A REVIEW BY CURT J. EVANS:         


MIGNON G. EBERHART – The Glass Slipper. Doubleday Doran & Co., hardcover, 1938. Paperback reprints include: Century #35, 1945 (digest-sized); Popular Library 60-2182, 1965.

MIGNON EBERHART Glass Slipper

   Poor Rue Hatterick. Sure, Rue was the night nurse for beautiful, rich Crystal Hatterick, wife of the brilliant Chicago surgeon Brule Hatterick. Sure, a few months after Crystal’s sudden death Rue married Brule.

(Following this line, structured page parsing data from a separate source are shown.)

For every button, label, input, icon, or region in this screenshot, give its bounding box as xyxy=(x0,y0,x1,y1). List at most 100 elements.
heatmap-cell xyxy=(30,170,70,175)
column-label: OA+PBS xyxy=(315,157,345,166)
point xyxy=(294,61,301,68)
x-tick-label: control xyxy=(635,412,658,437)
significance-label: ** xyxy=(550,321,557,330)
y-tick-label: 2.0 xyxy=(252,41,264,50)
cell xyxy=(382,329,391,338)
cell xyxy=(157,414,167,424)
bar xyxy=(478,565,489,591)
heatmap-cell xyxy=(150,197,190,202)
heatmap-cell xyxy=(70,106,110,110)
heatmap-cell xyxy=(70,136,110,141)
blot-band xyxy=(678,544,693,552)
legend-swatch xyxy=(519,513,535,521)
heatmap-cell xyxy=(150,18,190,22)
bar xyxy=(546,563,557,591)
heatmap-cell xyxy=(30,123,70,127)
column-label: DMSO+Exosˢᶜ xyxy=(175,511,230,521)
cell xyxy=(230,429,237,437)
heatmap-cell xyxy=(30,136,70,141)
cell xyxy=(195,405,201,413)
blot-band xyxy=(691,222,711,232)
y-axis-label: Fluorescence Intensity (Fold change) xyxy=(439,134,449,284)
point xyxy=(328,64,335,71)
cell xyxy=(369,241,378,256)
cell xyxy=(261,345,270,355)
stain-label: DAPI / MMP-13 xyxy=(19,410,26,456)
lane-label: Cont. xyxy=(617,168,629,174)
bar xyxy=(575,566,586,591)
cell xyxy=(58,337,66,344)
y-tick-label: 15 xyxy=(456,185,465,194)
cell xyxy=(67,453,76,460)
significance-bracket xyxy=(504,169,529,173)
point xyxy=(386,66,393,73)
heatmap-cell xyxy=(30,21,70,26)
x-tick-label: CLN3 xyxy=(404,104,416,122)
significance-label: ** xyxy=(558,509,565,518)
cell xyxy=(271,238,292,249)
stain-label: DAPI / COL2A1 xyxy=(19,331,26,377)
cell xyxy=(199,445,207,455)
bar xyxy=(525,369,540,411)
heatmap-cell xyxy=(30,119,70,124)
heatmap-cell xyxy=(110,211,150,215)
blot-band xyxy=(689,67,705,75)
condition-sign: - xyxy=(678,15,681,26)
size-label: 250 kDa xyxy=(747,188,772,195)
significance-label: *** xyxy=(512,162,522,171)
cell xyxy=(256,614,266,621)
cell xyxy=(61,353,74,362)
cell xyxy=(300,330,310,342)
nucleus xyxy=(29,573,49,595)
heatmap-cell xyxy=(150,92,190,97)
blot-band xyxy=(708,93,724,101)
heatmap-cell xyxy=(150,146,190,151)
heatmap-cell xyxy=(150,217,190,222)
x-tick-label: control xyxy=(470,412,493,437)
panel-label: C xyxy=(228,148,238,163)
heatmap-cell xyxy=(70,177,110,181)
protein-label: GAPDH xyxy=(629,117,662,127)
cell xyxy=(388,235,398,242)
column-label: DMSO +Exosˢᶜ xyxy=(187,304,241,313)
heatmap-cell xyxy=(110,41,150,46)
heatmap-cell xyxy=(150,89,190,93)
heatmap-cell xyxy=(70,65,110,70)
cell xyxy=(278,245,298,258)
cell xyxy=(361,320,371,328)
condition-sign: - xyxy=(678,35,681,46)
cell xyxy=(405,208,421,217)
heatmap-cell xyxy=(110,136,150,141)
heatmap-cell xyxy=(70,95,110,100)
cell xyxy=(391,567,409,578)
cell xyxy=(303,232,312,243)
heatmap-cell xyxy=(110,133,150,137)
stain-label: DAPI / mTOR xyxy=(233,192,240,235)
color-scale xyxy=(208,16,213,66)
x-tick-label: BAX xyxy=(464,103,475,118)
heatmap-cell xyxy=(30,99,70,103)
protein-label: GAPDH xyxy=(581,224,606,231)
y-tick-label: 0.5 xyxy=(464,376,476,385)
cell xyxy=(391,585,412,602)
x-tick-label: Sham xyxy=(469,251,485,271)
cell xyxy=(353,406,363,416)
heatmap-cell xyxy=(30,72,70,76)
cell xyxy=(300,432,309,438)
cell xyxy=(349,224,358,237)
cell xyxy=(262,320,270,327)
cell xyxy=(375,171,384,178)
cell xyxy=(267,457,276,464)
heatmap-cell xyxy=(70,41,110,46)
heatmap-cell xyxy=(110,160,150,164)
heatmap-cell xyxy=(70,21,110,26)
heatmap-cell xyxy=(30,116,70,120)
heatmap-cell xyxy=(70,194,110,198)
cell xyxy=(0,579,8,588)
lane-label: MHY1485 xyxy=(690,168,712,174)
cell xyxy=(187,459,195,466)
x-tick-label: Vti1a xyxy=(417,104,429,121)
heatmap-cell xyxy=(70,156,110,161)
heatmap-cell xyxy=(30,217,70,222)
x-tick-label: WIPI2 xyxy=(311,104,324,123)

   Sure, someone is now writing letters to the police telling them Crystal was poisoned. Sure, Crystal’s former day nurse, who seems to know something about Crystal’s death, suddenly expires while having tea with Rue. Sure, Rue has a bag of potentially lethal medicine in her closet, left over from her nursing days.

   Are those any reasons for the nasty police to suspect sweet and innocent Rue of MURDER?!!

   With the publication of her ninth mystery novel, Fair Warning (1936), Mignon Eberhart hit upon a lucrative mystery recipe that was to last her for over fifty years, with only minor variations.

   Take a young, pretty, nervous, motherless and fatherless girl, plunge her into a triangular love relationship with two men (one usually a husband or husband-to-be), and add a motherly older woman (an aunt or such like), a beautiful, more sophisticated, snotty-bitch female rival, an opulent yet rather shadowy and creepy mansion, a half-dozen or servants, some frightening policemen and a murder or two and you have a delightful, if a bit predictable, souffle a la Mignon.

   By The Glass Slipper, Eberhart’s third mystery novel after Fair Warning, the taste indeed has become familiar, but the dish still goes down lightly and smoothly. It’s an enjoyable enough read, with a teasing bit of the bizarre that is something out of Ellery Queen or John Dickson Carr (the murder victims all have hands that have turned green).

   But there’s really no way for the reader fairly to deduce the criminal (though s/he may guess it on GA mystery aesthetic principles), unlike with some of Eberhart’s earlier books. So only a B for this one.